A variable has a basic size defined by the inner C structure used in the PHP source code. This size does not fluctuate in the case of numbers. For strings, it would add the length of the string.
typedef union _zvalue_value {
long lval; /* long value */
double dval; /* double value */
struct {
char *val;
int len;
} str;
HashTable *ht; /* hash table value */
zend_object_value obj;
} zvalue_value;
If we do not take the initialization of the variable name into account, we already know how much a variable uses (in case of numbers and strings):
44 bytes in the case of numbers
&plus; 24 bytes in the case of strings
&plus; the length of the string (including the final NUL character)
(those numbers can change depending on the PHP version)
You have to round up to a multiple of 4 bytes due to memory alignment. If the variable is in the global space (not inside a function), it will also allocate 64 more bytes.
So if you want to use one of the codes inside this page, you have to check that the result using some simple test cases (strings or numbers) match those data taking into account every one of the indications in this post ($_GLOBAL array, first function call, output buffer, ...)
See:
memory_get_usage() — Returns the amount of memory allocated to PHP
memory_get_peak_usage() — Returns the peak of memory allocated by PHP
Note that this won't give you the memory usage of a specific variable though. But you can put calls to these function before and after assigning the variable and then compare the values. That should give you an idea of the memory used.
You could also have a look at the PECL extension Memtrack, though the documentation is a bit lacking, if not to say, virtually non-existent.
You could opt for calculating memory difference on a callback return value. It's a more elegant solution available in PHP 5.3+.
function calculateFootprint($callback) {
$startMemory = memory_get_usage();
$result = call_user_func($callback);
return memory_get_usage() - $startMemory;
}
$memoryFootprint = calculateFootprint(
function() {
return range(1, 1000000);
}
);
echo ($memoryFootprint / (1024 * 1024)) . ' MB' . PHP_EOL;
I had a similar problem, and the solution I used was to write the variable to a file then run filesize() on it. Roughly like this (untested code):
function getVariableSize ( $foo )
{
$tmpfile = "temp-" . microtime(true) . ".txt";
file_put_contents($tmpfile, $foo);
$size = filesize($tmpfile);
unlink($tmpfile);
return $size;
}
This solution isn't terribly fast because it involves disk IO, but it should give you something much more exact than the memory_get_usage tricks. It just depends upon how much precision you require.

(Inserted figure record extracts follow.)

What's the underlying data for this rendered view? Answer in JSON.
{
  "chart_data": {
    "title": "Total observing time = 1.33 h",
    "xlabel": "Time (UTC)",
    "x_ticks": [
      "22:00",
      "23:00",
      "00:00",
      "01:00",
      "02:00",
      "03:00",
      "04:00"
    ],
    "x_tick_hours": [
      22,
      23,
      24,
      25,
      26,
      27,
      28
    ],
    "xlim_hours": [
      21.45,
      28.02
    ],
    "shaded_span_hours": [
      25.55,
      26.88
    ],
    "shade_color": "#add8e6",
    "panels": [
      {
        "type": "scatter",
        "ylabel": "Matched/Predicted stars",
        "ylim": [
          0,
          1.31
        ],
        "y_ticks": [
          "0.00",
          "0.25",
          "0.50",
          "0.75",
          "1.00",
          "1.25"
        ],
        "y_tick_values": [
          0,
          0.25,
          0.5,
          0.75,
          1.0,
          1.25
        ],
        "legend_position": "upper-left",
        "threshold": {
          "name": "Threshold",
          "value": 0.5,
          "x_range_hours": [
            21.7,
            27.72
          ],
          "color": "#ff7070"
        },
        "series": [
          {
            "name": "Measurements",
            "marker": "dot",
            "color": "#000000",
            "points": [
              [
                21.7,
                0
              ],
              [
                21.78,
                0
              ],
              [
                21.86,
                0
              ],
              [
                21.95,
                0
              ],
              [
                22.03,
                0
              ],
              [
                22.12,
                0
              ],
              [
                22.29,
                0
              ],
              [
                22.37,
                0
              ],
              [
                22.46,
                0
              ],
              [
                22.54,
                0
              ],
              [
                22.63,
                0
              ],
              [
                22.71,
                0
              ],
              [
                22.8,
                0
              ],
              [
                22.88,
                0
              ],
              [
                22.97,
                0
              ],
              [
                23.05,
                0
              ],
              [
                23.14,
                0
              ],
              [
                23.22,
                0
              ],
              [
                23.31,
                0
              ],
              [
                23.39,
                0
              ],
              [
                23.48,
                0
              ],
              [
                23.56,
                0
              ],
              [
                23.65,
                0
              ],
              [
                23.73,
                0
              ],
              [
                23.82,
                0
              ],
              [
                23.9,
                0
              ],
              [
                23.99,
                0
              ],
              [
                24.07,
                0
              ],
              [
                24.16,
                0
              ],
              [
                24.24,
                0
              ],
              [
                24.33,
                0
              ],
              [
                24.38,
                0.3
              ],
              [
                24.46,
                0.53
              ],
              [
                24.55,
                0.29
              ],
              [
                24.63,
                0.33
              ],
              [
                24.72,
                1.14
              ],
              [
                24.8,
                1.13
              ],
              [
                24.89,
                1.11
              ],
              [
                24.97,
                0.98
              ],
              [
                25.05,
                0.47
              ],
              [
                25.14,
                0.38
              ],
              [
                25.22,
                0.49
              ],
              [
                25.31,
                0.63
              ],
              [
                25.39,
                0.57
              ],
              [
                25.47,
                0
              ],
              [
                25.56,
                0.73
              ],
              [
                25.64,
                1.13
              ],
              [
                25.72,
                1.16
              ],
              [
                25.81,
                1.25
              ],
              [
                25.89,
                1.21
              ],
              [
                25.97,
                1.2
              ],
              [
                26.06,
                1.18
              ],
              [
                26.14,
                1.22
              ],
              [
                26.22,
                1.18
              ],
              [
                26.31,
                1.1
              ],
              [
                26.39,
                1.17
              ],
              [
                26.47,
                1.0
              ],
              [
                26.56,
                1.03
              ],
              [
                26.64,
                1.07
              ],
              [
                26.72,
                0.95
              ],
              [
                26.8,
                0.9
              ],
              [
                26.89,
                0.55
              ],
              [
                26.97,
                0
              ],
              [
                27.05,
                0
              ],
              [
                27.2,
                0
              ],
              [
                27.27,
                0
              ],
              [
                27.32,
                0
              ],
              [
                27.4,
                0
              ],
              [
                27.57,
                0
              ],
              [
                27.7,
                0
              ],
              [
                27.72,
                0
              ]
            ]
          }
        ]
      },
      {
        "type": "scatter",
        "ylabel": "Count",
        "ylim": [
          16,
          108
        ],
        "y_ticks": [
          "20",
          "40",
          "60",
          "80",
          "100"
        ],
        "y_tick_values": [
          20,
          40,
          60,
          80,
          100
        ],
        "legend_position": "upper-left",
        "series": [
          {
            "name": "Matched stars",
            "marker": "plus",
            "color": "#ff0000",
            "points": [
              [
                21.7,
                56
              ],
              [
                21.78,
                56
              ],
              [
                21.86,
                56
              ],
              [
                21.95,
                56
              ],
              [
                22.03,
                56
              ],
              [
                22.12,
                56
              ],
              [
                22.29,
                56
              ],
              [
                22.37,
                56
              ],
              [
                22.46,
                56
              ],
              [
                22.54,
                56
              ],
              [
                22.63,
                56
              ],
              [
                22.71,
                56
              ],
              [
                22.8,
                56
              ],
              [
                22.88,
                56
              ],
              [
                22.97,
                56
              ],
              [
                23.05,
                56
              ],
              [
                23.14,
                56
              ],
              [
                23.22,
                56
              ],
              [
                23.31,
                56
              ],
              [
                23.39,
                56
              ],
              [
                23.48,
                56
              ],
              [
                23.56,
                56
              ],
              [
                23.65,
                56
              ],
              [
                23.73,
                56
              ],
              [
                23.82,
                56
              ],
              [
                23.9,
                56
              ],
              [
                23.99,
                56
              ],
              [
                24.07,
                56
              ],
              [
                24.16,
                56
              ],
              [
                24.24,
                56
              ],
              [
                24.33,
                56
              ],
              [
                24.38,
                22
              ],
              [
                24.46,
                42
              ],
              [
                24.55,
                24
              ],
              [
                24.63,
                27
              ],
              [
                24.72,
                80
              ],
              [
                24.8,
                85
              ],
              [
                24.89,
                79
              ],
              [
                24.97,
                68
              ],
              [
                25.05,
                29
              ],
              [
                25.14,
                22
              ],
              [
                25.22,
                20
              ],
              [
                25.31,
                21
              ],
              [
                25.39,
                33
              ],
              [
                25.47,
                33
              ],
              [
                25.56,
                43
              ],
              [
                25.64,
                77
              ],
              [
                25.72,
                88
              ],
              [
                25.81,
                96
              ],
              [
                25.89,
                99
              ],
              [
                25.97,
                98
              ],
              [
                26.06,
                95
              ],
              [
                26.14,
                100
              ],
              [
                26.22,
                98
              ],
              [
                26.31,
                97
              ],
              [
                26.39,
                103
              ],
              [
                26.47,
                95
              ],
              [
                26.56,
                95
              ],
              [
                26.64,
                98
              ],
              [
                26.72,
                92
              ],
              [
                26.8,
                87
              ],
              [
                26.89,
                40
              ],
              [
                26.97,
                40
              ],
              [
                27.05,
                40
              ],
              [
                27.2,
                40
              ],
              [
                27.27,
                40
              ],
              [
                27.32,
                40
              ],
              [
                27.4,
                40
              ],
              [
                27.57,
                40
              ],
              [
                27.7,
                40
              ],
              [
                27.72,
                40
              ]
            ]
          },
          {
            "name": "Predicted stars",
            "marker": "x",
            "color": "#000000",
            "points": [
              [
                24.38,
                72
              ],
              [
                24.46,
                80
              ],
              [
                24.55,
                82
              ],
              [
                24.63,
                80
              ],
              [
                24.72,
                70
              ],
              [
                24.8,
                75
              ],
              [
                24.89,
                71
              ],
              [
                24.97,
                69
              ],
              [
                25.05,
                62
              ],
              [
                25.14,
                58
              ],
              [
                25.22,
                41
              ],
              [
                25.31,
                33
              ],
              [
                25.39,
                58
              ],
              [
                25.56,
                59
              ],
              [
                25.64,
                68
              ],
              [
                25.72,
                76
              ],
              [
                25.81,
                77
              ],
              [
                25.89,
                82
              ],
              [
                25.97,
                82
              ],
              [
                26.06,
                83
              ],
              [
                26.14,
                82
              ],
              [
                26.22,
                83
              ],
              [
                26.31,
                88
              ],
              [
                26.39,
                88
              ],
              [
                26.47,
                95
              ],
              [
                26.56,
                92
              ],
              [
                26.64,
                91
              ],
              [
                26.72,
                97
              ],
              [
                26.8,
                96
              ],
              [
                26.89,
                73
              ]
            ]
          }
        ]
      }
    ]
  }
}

The following script shows total memory usage of a single variable.
function getVariableUsage($var) {
$total_memory = memory_get_usage();
$tmp = unserialize(serialize($var));
return memory_get_usage() - $total_memory;
}
$var = "Hey, what's you doing?";
echo getVariableUsage($var);
Check this out
http://www.phpzag.com/how-much-memory-do-php-variables-use/
Never tried, but Xdebug traces with xdebug.collect_assignments may be enough.